电纺基质固有的小孔会阻碍细胞的有效生长。为了在保持细胞外基质特性的同时促进浸润,我们将电纺丝与盐浸出相结合,制造出一种具有特意设计的分层的支架。我们巧妙地利用了电纺丝过程中的一个特殊随机化组件--泰勒锥及其下方的纤维坠落,从而产生了均匀分布的盐颗粒。培养 3 周后,观察到细胞浸润达 4 毫米,分层内细胞覆盖率高达 70%。据我们所知,这是首次观察到电纺基质的广泛细胞浸润。浸润似乎主要是由局部增殖而非协调的细胞运动驱动的。细胞还从盐产生的孔隙中移动到周围的电纺纤维基质中。鉴于盐沉积的细节(数量、大小和数量密度)远未达到最佳,这一结果令人信服地说明了哺乳动物细胞与适当定制的电纺基质相互作用的能力。可以想象,通过改变沉积间隔和颗粒大小来精确制造这些分层结构,从而产生类似于活体的孔隙率梯度,使生成的支架更接近所需的最终结构。
本文章由计算机程序翻译,如有差异,请以英文原文为准。
Improved cellular infiltration in electrospun fiber via engineered porosity.

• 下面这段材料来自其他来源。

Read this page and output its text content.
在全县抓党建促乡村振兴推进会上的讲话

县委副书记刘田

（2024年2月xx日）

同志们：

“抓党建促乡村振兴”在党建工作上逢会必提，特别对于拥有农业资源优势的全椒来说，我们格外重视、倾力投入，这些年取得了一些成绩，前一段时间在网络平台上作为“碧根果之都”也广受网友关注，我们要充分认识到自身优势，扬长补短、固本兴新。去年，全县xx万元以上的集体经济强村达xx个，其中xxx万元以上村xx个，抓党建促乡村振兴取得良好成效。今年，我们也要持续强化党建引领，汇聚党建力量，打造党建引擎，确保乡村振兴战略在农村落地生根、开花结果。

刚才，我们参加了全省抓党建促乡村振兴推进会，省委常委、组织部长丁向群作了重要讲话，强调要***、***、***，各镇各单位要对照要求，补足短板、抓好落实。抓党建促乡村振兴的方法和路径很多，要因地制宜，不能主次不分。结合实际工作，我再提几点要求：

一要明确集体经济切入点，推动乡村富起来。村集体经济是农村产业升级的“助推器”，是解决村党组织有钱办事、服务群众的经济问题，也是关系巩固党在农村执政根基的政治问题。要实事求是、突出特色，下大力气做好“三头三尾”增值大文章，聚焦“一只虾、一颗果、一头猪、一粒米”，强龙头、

Small pore sizes inherent to electrospun matrices can hinder efficient cellular ingrowth. To facilitate infiltration while retaining its extracellular matrix-like character, electrospinning was combined with salt leaching to produce a scaffold having deliberate, engineered delaminations. We made elegant use of a specific randomizing component of the electrospinning process, the Taylor Cone and the falling fiber beneath it, to produce a uniform, well-spread distribution of salt particles. After 3 weeks of culture, up to 4 mm of cellular infiltration was observed, along with cellular coverage of up to 70% within the delaminations. To our knowledge, this represents the first observation of extensive cellular infiltration of electrospun matrices. Infiltration appears to be driven primarily by localized proliferation rather than coordinated cellular locomotion. Cells also moved from the salt-generated porosity into the surrounding electrospun fiber matrix. Given that the details of salt deposition (amount, size, and number density) are far from optimized, the result provides a convincing illustration of the ability of mammalian cells to interact with appropriately tailored electrospun matrices. These layered structures can be precisely fabricated by varying the deposition interval and particle size conceivably to produce in vivo-like gradients in porosity such that the resulting scaffolds better resemble the desired final structure.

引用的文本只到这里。